I am working at the moment with a sequence of finite measures $\nu_n << \mu_n$ converging weakly to $\nu << \mu$. I have seen that if the Radon-Nikodým derivatives $h_n := \dfrac{d\nu_n}{d\mu_n}$ converge pointwise to some $h$, then $h$ is the Radon-Nikodým derivative of $\nu$ wrt. $\mu$. I am interested of a somehow similar question.
Imagine $h_n$ is uniformly bounded in $n$, e.g. $0\leq h_n\leq 1$. Suppose also that $\mu_n$ is aboslutely continuous wrt. Lebesgue measure with strictly positive density. That means in particular, that $h_n$ is defined Lebsegue-a.e. We thus may define the measure $d\Lambda_n := h_n(x) dx$. Because of the boundedness, this sequence is tight and we get at least a converging subsequence. Now, under which condition on the sequence of measures do we get that $\Lambda_n$ converges to $\Lambda$ given by $d\Lambda = \dfrac{d\nu}{d\mu}(x)dx$?

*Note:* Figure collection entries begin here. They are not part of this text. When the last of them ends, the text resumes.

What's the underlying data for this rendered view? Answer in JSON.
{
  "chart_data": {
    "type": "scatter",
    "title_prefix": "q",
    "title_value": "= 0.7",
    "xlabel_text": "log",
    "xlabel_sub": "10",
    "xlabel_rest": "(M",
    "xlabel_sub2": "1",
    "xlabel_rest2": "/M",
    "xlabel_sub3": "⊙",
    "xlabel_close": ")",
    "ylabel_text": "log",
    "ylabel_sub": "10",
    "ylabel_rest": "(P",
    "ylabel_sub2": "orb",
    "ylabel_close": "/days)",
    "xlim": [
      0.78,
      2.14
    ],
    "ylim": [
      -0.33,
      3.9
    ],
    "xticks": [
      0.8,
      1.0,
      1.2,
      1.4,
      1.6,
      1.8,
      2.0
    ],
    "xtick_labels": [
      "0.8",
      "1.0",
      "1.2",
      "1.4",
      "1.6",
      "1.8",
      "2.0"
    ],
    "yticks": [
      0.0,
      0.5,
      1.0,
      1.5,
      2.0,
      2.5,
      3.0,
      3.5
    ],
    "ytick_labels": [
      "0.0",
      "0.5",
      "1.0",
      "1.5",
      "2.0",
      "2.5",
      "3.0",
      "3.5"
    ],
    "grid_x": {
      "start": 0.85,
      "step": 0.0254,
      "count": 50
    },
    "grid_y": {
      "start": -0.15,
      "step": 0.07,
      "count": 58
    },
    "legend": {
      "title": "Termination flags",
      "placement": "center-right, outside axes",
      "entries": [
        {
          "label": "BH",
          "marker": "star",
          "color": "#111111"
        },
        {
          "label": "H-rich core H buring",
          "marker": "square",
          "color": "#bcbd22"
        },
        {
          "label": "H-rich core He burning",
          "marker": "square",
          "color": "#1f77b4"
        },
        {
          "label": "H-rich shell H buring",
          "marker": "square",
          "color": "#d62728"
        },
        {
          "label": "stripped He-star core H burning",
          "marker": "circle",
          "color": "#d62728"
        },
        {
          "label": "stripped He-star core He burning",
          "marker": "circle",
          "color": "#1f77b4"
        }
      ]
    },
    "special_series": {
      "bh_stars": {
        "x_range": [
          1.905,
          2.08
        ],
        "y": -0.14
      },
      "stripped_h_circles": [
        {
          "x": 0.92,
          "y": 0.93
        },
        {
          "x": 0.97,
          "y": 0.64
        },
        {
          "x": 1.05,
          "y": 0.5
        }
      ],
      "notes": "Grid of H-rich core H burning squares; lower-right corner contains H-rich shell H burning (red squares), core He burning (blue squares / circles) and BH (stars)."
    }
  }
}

I cross-reference a question I asked on MO and which is the origin of my question:
The question therein is somewhat different, because we have a specific scenario in which we may reformulate the problem in other ways, but I am hoping that solutions to the problem above may easily be modified to give solutions to the latter.